Britain’s Monarch Airlines collapsed on Monday, causing the cancellation of all its activities and around 300,000 flights. It marooned more than 100,000 tourists abroad, prompting what was billed as the country’s biggest peacetime repatriation effort.
The British authorities will allocate three airplanes to be sent to thirty airports in order to face this unprecedented situation without imposing any additional costs on passengers. All other bookings were canceled without the authorities or company presenting any clarifications about the future of Monarch.
Andrew Haines, CEO of the CAA, said that this has absolutely been a tough decision on customers and employees but talks are ongoing with officials in the aviation sector to recruit the employees in Monarch as soon as possible.
“Monarch has really been a victim of a price war in the Mediterranean,” Transport Secretary Chris Grayling said.
KPMG has been appointed for administering the company that has a total of 2,100 employees given that it is an airline and travel company.
Monarch, established in 1968, witnesses huge turnout from British people wishing to spend their vacation in warm and sunny destinations, but it is facing challenges due to the severe competition.

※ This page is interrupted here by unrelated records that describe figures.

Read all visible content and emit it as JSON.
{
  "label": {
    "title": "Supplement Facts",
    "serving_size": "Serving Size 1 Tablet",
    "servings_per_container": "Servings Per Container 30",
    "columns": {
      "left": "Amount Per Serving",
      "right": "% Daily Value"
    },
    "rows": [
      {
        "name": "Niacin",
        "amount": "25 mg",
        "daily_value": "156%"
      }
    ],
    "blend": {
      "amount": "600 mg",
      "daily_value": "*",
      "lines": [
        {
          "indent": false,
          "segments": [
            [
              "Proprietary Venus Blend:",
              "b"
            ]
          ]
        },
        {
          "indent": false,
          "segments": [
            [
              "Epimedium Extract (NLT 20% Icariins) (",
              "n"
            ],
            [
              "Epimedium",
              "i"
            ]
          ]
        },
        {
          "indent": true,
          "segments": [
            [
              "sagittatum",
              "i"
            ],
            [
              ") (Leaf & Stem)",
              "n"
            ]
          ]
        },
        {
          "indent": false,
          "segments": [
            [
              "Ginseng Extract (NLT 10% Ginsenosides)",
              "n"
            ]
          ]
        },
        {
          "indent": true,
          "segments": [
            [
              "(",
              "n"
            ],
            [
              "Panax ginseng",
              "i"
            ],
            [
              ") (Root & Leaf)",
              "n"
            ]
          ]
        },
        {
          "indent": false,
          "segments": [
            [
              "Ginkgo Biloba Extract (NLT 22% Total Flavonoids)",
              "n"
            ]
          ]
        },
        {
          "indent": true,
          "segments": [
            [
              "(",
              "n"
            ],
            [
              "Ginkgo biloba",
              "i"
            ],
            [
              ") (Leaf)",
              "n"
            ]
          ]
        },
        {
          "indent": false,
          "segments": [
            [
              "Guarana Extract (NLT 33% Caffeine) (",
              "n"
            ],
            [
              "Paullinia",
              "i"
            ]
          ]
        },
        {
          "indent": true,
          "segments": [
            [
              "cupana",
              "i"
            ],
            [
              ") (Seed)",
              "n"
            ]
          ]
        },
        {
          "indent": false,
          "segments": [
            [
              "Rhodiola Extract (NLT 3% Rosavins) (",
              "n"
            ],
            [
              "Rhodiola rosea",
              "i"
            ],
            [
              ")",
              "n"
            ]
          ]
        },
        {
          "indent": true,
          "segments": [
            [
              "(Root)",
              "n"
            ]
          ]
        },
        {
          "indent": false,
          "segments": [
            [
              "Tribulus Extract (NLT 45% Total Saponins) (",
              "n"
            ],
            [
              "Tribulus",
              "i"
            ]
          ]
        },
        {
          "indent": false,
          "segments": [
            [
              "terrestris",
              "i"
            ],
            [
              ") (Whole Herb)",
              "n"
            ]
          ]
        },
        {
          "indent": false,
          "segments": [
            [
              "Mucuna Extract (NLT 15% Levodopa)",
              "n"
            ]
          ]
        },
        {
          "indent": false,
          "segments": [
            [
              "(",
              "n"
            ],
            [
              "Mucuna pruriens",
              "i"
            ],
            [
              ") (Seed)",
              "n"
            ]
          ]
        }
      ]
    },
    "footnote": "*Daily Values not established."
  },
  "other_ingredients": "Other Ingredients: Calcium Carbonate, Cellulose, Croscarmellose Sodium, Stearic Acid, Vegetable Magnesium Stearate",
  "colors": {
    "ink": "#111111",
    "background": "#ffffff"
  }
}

UK's Civil Aviation Authority (CAA) posted on Twitter and on Monarch websites that starting from Oct. 2 all flights were canceled and are no more valid in an unprecedented situation in which there are more than 110,000 passengers abroad.
The British government asked CAA to coordinate for the sake of bringing back Monarch customers to the country. New flights will be provided for them without any additional costs.